New Delhi: The retail prices, measured as the Consumer Price Index (CPI), have been hovering above the upper band of 6 percent as set by the government for the Reserve Bank under the law. In January, the CPI was 6.52 percent and it declined marginally to 6.44 percent in the last month. Nonetheless, it is still hovering above the RBI’s comfort zone of 6 percent as mandated under section 45ZA of the RBI Act of 1934.
Given the importance and impact of high inflation on the Reserve Bank’s strategy to battle inflation in the country, there is a growing demand to revisit the methodology used in calculating retail inflation in the country.

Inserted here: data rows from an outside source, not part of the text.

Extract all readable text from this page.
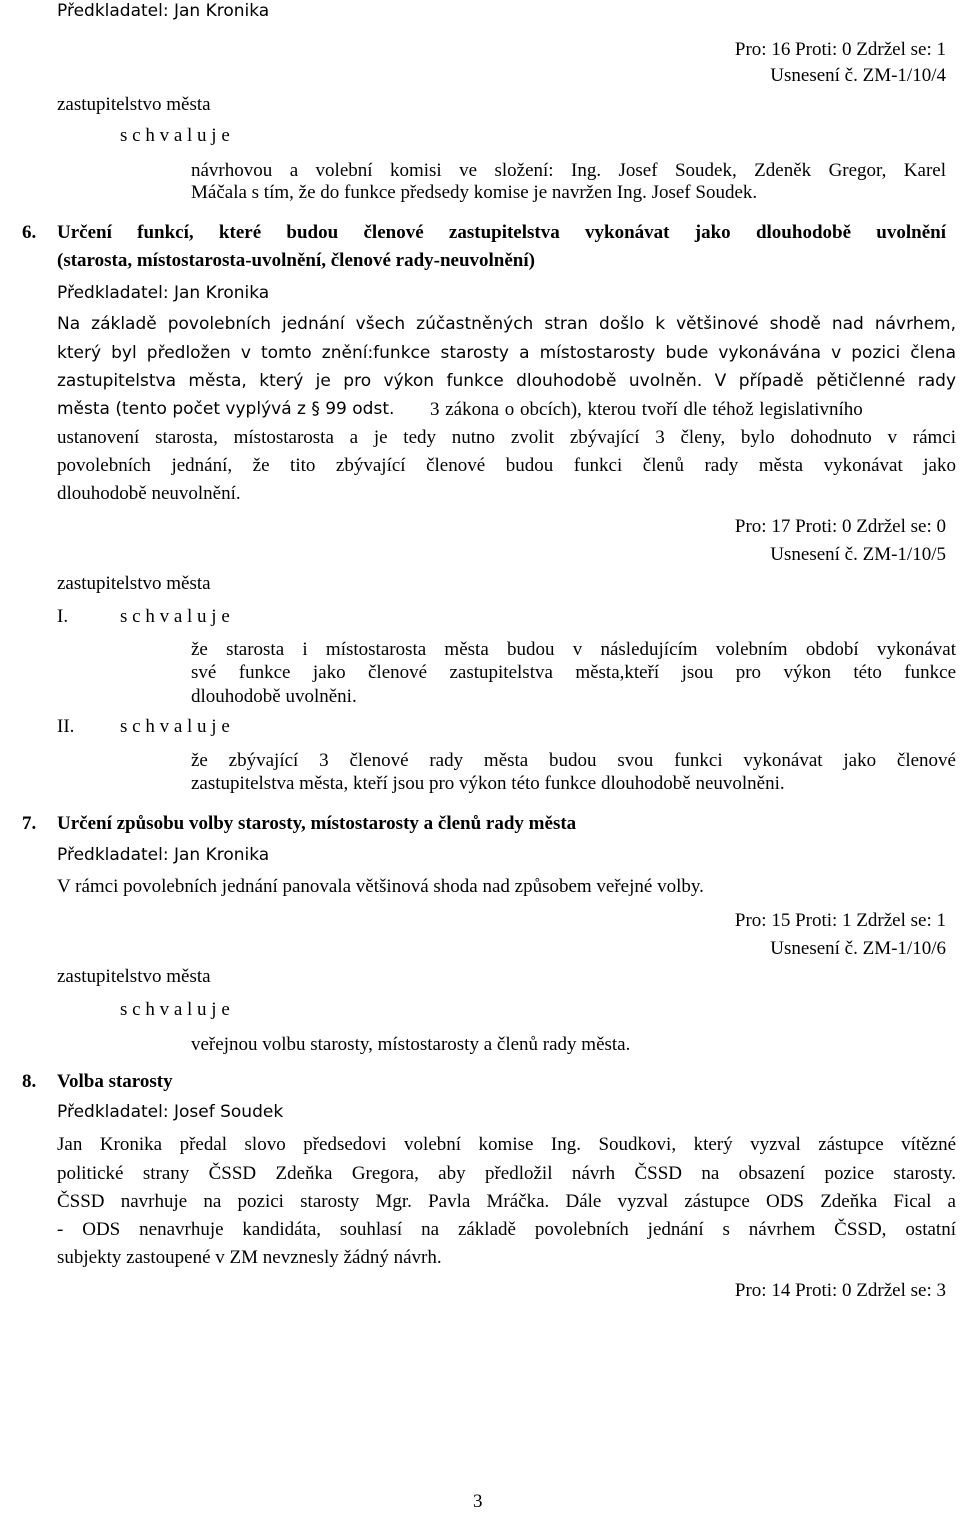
Předkladatel: Jan Kronika
Pro: 16 Proti: 0 Zdržel se: 1
Usnesení č. ZM-1/10/4
zastupitelstvo města
s c h v a l u j e
návrhovou a volební komisi ve složení: Ing. Josef Soudek, Zdeněk Gregor, Karel
Máčala s tím, že do funkce předsedy komise je navržen Ing. Josef Soudek.
6. Určení funkcí, které budou členové zastupitelstva vykonávat jako dlouhodobě uvolnění
(starosta, místostarosta-uvolnění, členové rady-neuvolnění)
Předkladatel: Jan Kronika
Na základě povolebních jednání všech zúčastněných stran došlo k většinové shodě nad návrhem,
který byl předložen v tomto znění:funkce starosty a místostarosty bude vykonávána v pozici člena
zastupitelstva města, který je pro výkon funkce dlouhodobě uvolněn. V případě pětičlenné rady
města (tento počet vyplývá z § 99 odst. 3 zákona o obcích), kterou tvoří dle téhož legislativního
ustanovení starosta, místostarosta a je tedy nutno zvolit zbývající 3 členy, bylo dohodnuto v rámci
povolebních jednání, že tito zbývající členové budou funkci členů rady města vykonávat jako
dlouhodobě neuvolnění.
Pro: 17 Proti: 0 Zdržel se: 0
Usnesení č. ZM-1/10/5
zastupitelstvo města
I.	s c h v a l u j e
že starosta i místostarosta města budou v následujícím volebním období vykonávat
své funkce jako členové zastupitelstva města,kteří jsou pro výkon této funkce
dlouhodobě uvolněni.
II. s c h v a l u j e
že zbývající 3 členové rady města budou svou funkci vykonávat jako členové
zastupitelstva města, kteří jsou pro výkon této funkce dlouhodobě neuvolněni.
7. Určení způsobu volby starosty, místostarosty a členů rady města
Předkladatel: Jan Kronika
V rámci povolebních jednání panovala většinová shoda nad způsobem veřejné volby.
Pro: 15 Proti: 1 Zdržel se: 1
Usnesení č. ZM-1/10/6
zastupitelstvo města
s c h v a l u j e
veřejnou volbu starosty, místostarosty a členů rady města.
8. Volba starosty
Předkladatel: Josef Soudek
Jan Kronika předal slovo předsedovi volební komise Ing. Soudkovi, který vyzval zástupce vítězné
politické strany ČSSD Zdeňka Gregora, aby předložil návrh ČSSD na obsazení pozice starosty.
ČSSD navrhuje na pozici starosty Mgr. Pavla Mráčka. Dále vyzval zástupce ODS Zdeňka Fical a
- ODS nenavrhuje kandidáta, souhlasí na základě povolebních jednání s návrhem ČSSD, ostatní
subjekty zastoupené v ZM nevznesly žádný návrh.
Pro: 14 Proti: 0 Zdržel se: 3
3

How the data for CPI is gathered?
India’s apex statistics body, the National Statistical Office (NSO) under the Ministry of Statistics and Programme Implementation (MoSPI), collects the data from 1,114 urban markets and 1,181 villages spread across the country. The field staff of NSO visits these urban markets and villages on a weekly basis and collects the data.
For example, in the month of February 2023, the data was collected from all the urban markets and more than 98 percent of village markets. In case of market-wise price reporting, the coverage stands at more than 93 percent for urban markets and more than 90 percent for rural markets.
The retail prices that are collected by the field staff are then compared on a year-on-year basis which is the price data collected by the NSO field staff in February this year is then compared with the price data collected during the same month last year i.e. February 2022.
Composition of CPI basket in India
Indian authorities assign different weights to different items that are included in the country’s basket for measuring price movement. Moreover, the weight of these items also varies as per the rural and urban markets.
For example, food and beverages have 54.18 percent weight in the CPI-rural basket while the weight of food and beverages in the CPI-urban basket is just 36.29 percent, and the weight of these products in the combined basket is 45.86 percent.
There are different items such as cereals and products made of cereals, fruits, vegetables, meat and fish, egg, milk and milk products, oils and fats, pulses, spices, and confectionary, which are essential day-to-day use food items and non-alcoholic beverages and prepared meals and snacks and sweets, etc.
In addition to this food and beverages, other products and services that are measured in the CPI basket are footwear, clothing, fuel, light, household goods and services, health, transport and communication, education, personal care effects, recreation, and amusement among other things.
While in the combined CPI basket (rural and urban), food and beverages have a weight of 45.86 percent, clothing, and footwear have a weight of 5.58 percent and 0.95 percent respectively. Housing expenses are not calculated for rural consumers while for urban consumers they have a weight of over 10 percent. Fuel and light have a weight of 6.84 percent.
Miscellaneous expenses such as household goods and services, health, transport and communication, education, personal care effects, recreation, and amusement among other things have a weight of 28.32 percent.
Why retail inflation remains high?
A scrutiny of items in the country’s consumer price index basket reveals that nearly half of the weight is assigned to food and beverages while miscellaneous items including education and transportation account for 28 percent of the weight in the basket. If food prices, which include cereals, pulses, oils and fats, milk, fruits, and vegetables, rise then it has a greater impact on the Consumer Price Index.
Actual expenditure vs disproportionate weight in CPI
Miscellaneous expenses such as household goods and services, health, transport and communication, education, personal care effects, recreation and amusement among other things have a weight of 28.32 percent.
Transportation and education, two categories where urban households spend a considerable amount, only account for 13 percent weight in the basket while housing, another sizeable expenditure in urban areas, has a weight of only 10 percent.
While housing has a weight of just 10 percent in the combined CPI basket, the expenses on milk, milk products, fruits, and vegetables have a weight of over 15 percent in the combined basket even if the actual expenses on these items would be considerably less in comparison with the rent paid by urban consumers in cities and metros.
Similarly, education has a weight of 3.46 percent in the CPI-rural basket and 5.62 percent in the CPI-urban basket with a combined weight of less than 5 percent in the CPI basket whereas urban families actually spend a considerable part of their income in paying the school fees and other non-tuition fees related expenditure of their wards.
These huge disparities between the actual expenditure incurred by the rural and urban consumers and their respective weights in the CPI basket have often led to the demands for revisiting the methodology used in calculating the retail inflation in the country.
Similarly, the composition of the CPI basket and the respective weight assigned to different items and expenses also attracts a lot of debate. For example, Indian consumers, both in urban and rural areas, are spending a lot of money buying smartphones, smartwatches, and other electronic items but the money spent on the purchase of these items has not been included in the CPI basket.
State Bank of India’s Group Chief Economic Advisor Soumya Kanti Ghosh says that in the Indian context, much of the data collated for inflation calculation has innate structural issues, distorting the figures by over-reliance on select non-essential parts or not factoring the changing contours of manufacturing and services.